Media Kampung – Kebakaran hutan dan permukiman masih menjadi masalah serius di beberapa wilayah Indonesia, termasuk Kalimantan, Jakarta, dan Bali. Berbagai upaya penanganan dan bantuan telah dilakukan demi mengurangi dampak buruk kebakaran, baik terhadap manusia maupun lingkungan.
Di Jakarta Pusat, musibah kebakaran di permukiman padat di Gambir menghanguskan 114 rumah yang menampung sekitar 880 jiwa dari 310 KK. Meski kerusakan materiil signifikan, tidak terdapat korban jiwa dalam kejadian tersebut. Pemerintah Provinsi DKI Jakarta dengan cepat mengerahkan 29 unit mobil pemadam dan 135 personel untuk mengendalikan api. Selain itu, posko pengungsian dan bantuan logistik disiapkan untuk membantu warga terdampak.
Sementara itu, di Bali, kebakaran besar melanda deretan kontrakan dan bedeng di Jalan Nakula, Legian, yang berdampak pada sekitar 300 KK. Api yang melahap area seluas 4-5 hektare, termasuk gudang rongsokan dan tumpukan sampah, masih dalam proses pemadaman karena kesulitan akses akibat atap seng yang ambruk. Petugas pemadam kebakaran dibantu masyarakat setempat yang memberikan logistik untuk korban. Penyebab kebakaran masih diselidiki, namun cuaca panas dan perilaku membuang puntung rokok sembarangan diidentifikasi sebagai faktor risiko.
Lebih luas, kebakaran hutan dan lahan (karhutla) di Kalimantan juga memberikan dampak serius, tidak hanya terhadap manusia tetapi juga satwa liar. Di Ketapang, Kalimantan Barat, seekor orang utan ditemukan dalam kondisi lemas akibat menghirup asap karhutla yang menyebabkan gangguan pernapasan akut (ISPA). Kondisi ini menandakan bahwa satwa di kawasan terdampak juga sangat rentan terhadap polusi asap.

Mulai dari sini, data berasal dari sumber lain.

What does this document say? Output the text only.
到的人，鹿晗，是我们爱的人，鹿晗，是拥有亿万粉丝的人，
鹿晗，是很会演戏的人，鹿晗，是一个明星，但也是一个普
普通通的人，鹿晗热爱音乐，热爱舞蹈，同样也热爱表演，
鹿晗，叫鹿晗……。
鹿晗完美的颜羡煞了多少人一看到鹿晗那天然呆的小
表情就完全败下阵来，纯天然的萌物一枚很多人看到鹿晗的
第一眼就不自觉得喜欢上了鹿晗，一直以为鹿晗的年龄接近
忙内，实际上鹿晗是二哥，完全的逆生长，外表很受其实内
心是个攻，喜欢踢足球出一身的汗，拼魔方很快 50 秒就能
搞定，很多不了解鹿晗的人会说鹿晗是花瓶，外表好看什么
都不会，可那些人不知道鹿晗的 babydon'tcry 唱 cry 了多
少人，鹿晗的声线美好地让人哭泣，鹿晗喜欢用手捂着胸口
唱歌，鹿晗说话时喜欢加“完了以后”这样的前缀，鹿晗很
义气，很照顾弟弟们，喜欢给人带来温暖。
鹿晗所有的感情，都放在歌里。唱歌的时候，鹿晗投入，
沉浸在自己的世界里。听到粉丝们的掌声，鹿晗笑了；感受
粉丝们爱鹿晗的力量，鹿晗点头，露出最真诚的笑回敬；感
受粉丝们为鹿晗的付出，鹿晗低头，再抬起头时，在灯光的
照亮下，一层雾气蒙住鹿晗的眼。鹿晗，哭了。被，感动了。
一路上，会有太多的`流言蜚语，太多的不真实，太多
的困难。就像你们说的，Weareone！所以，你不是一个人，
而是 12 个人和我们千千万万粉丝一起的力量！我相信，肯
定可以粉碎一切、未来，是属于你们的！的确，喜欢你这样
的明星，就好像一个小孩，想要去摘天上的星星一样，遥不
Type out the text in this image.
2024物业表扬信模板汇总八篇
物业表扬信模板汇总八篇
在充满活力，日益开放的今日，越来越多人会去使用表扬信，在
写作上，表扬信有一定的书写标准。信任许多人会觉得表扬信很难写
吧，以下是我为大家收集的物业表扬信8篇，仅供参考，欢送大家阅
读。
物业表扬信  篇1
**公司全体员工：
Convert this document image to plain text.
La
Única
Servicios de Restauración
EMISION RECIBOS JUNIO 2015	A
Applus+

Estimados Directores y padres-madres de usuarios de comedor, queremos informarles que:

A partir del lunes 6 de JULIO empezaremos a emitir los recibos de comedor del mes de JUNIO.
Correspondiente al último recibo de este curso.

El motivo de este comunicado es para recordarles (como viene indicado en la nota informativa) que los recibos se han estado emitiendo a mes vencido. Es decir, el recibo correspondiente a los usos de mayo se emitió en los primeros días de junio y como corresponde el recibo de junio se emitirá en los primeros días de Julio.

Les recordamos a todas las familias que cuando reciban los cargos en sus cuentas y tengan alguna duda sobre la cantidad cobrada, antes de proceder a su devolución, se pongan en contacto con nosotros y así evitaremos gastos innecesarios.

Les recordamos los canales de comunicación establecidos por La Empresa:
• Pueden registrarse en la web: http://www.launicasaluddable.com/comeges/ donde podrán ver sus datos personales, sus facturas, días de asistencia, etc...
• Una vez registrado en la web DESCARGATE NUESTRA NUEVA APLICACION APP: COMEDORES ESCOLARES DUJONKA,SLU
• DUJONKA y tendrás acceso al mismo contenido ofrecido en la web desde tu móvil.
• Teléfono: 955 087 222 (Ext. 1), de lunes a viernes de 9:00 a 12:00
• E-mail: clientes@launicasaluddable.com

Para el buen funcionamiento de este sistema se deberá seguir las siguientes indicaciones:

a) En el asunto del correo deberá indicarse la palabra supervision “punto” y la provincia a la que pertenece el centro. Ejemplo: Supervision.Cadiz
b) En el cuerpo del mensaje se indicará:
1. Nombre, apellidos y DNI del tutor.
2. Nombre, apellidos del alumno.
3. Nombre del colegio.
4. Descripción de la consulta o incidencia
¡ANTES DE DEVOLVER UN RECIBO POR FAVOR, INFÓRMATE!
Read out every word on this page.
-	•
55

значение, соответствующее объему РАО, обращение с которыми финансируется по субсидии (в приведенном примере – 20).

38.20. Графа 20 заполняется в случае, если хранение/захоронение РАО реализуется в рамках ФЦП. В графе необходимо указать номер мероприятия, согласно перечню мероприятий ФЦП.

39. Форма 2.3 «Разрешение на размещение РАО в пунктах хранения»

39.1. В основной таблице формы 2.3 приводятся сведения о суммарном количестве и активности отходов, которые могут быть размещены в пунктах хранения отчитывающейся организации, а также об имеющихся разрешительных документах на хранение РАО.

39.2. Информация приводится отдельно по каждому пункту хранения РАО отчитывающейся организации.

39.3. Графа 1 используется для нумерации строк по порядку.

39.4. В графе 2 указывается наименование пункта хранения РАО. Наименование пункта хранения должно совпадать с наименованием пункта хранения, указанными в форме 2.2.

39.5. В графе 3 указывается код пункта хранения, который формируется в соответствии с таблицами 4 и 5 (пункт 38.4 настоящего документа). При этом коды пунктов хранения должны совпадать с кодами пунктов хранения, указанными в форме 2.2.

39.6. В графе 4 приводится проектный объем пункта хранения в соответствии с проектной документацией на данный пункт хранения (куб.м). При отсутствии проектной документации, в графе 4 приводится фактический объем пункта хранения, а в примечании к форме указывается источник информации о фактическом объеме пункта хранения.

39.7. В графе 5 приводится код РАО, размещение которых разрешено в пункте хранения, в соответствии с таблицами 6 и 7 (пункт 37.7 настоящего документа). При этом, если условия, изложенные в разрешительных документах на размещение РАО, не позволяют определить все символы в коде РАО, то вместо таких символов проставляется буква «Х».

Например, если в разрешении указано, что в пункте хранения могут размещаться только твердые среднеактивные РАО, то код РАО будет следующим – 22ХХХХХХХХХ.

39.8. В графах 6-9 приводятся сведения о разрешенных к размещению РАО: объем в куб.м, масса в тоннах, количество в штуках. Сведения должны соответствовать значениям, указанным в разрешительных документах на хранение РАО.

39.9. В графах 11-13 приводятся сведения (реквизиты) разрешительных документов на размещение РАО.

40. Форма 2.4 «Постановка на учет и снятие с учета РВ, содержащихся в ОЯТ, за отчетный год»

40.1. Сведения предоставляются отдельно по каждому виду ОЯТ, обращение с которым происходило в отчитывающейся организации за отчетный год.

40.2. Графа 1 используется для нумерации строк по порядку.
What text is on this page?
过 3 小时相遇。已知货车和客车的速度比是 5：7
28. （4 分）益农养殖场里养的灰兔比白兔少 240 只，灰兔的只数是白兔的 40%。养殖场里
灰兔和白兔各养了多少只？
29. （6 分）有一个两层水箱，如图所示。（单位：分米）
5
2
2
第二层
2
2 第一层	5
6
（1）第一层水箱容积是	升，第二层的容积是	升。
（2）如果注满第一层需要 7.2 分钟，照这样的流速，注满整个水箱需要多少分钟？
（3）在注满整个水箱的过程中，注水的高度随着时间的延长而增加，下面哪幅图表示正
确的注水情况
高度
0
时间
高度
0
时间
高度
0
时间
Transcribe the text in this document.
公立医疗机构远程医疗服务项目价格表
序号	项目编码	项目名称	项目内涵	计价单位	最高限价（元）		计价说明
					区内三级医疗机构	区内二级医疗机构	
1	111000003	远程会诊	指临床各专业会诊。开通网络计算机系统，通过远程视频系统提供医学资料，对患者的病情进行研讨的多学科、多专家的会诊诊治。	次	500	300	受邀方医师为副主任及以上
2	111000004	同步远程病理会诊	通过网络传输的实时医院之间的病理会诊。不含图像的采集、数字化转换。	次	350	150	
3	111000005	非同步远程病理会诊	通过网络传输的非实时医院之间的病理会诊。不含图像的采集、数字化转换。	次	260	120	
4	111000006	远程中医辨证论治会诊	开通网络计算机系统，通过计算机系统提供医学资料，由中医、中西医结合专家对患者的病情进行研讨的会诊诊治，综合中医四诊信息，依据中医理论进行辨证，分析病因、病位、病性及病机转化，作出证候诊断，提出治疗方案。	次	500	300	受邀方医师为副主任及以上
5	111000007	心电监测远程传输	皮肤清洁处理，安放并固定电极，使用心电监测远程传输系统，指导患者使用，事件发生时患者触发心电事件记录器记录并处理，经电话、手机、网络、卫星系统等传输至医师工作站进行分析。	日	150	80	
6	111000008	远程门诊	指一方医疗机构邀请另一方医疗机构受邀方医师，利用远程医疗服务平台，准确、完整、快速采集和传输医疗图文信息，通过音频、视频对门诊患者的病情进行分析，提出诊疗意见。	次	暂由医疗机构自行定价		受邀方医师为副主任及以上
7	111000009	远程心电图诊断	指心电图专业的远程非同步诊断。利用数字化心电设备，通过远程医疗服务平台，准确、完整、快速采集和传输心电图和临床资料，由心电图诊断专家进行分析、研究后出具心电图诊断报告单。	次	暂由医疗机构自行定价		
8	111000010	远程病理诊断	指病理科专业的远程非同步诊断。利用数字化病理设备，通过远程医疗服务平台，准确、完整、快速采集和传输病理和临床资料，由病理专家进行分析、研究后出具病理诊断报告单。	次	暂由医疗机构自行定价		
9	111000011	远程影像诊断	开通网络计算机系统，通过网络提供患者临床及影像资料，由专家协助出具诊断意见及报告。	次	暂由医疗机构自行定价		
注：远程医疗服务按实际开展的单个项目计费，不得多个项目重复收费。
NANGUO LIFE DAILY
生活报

Untuk mengurangi risiko kesehatan akibat paparan asap karhutla, Menteri Kesehatan Budi Gunadi Sadikin memberikan arahan agar masyarakat menggunakan masker, terutama masker yang mampu menyaring partikel PM2.5 yang berbahaya. Kementerian Kesehatan telah mendistribusikan lebih dari 5 juta masker dan oksigen konsentrator ke wilayah terdampak untuk membantu masyarakat yang mengalami gangguan pernapasan.
Penanganan karhutla juga melibatkan bantuan internasional. Sejumlah negara seperti Australia, Rusia, Amerika Serikat, Ukraina, Selandia Baru, Laos, Vietnam, Kanada, Jepang, dan Malaysia telah mengerahkan pesawat udara dan helikopter untuk membantu pemadaman titik api di wilayah Kalimantan. Jepang bahkan mengirimkan tiga unit helikopter CH-47, sementara Malaysia melakukan operasi penyemaian awan di perbatasan sebagai upaya mitigasi.
Langkah-langkah cepat dan kolaboratif antara pemerintah pusat, daerah, masyarakat, dan bantuan internasional sangat penting dalam mengatasi kebakaran hutan dan lahan serta dampak buruknya. Kesiapsiagaan dan kepedulian bersama diharapkan dapat meminimalisir kerugian serta melindungi kesehatan dan keselamatan warga serta kelestarian lingkungan.